Margaret Mee veio parar no Brasil por acaso, em 1952, e acabou morando aqui até o fim da vida. Sua irmã Catherine, que morava em São Paulo, adoeceu, e Margaret viajou para cuidar dela. O marido, Greville, veio junto. O casal (que já não gostava do clima da Inglaterra) encantou-se com o calor tropical e decidiu ficar. Ela conseguiu emprego numa escola inglesa como professora de desenho e começou a se organizar para conhecer a Amazônia. A primeira expedição foi em 1956. A ela se seguiram catorze outras, sendo a última em 1988, ano de sua morte. No intervalo, Margaret percorreu o interior do Nordeste, Mato Grosso e o Rio de Janeiro. Na última viagem, comemorou 79 anos à beira do Rio Negro. Já era internacionalmente famosa, havia feito exposições em todo o mundo, publicado seus diários e se tornado militante ambientalista das mais respeitadas. Contraíra uma hepatite grave nos anos 60, quebrara o quadril dez anos depois, mas continuava trabalhando sem parar em seu ateliê e planejando expedições. Depois de tantas aventuras, morreu num acidente banal de automóvel, na Inglaterra.

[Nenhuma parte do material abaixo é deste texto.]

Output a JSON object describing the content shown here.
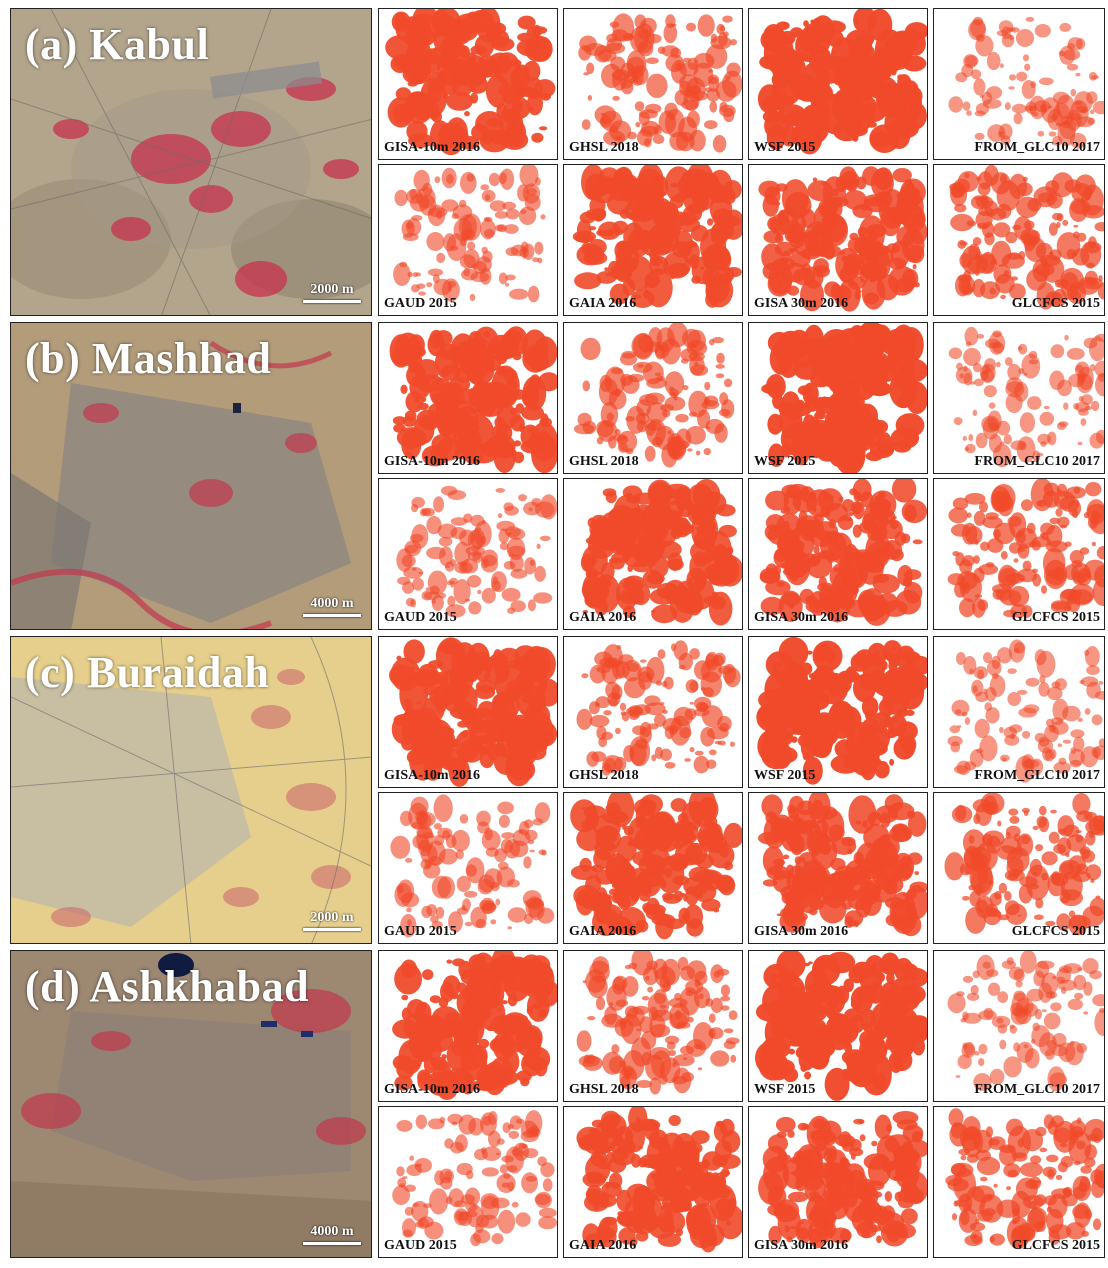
{
  "rows": [
    {
      "city": "(a) Kabul",
      "scale": "2000 m",
      "products": [
        "GISA-10m 2016",
        "GHSL 2018",
        "WSF 2015",
        "FROM_GLC10 2017",
        "GAUD 2015",
        "GAIA 2016",
        "GISA 30m 2016",
        "GLCFCS 2015"
      ]
    },
    {
      "city": "(b) Mashhad",
      "scale": "4000 m",
      "products": [
        "GISA-10m 2016",
        "GHSL 2018",
        "WSF 2015",
        "FROM_GLC10 2017",
        "GAUD 2015",
        "GAIA 2016",
        "GISA 30m 2016",
        "GLCFCS 2015"
      ]
    },
    {
      "city": "(c) Buraidah",
      "scale": "2000 m",
      "products": [
        "GISA-10m 2016",
        "GHSL 2018",
        "WSF 2015",
        "FROM_GLC10 2017",
        "GAUD 2015",
        "GAIA 2016",
        "GISA 30m 2016",
        "GLCFCS 2015"
      ]
    },
    {
      "city": "(d) Ashkhabad",
      "scale": "4000 m",
      "products": [
        "GISA-10m 2016",
        "GHSL 2018",
        "WSF 2015",
        "FROM_GLC10 2017",
        "GAUD 2015",
        "GAIA 2016",
        "GISA 30m 2016",
        "GLCFCS 2015"
      ]
    }
  ],
  "colors": {
    "impervious": "#f04a2a",
    "frame": "#222222"
  }
}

Nos anos seguintes, tornou-se progressivamente presença obrigatória nas coleções de arte botânica. São peças valiosas como registro científico, como obras de arte e como testemunhas de suas aventuras. Shirley Sherwood, dona de uma das maiores coleções do gênero na Inglaterra, conta que desistiu de desenrugar uma aquarela que acabara de comprar porque concluiu que o defeito, resultante da extrema umidade amazônica, dava à obra uma atmosfera enriquecedora. Ghillean Prance, ex-diretor do Kew Gardens, escreveu que a importância de Margaret é maior que a de outros viajantes e artistas porque ela conseguiu impregnar sua arte da realidade do ambiente: "Ela observou, cheirou, tocou, viajou, coçou-se, sofreu, suou, atrasou-se, desapontou-se e ficou. Em seguida, pintou".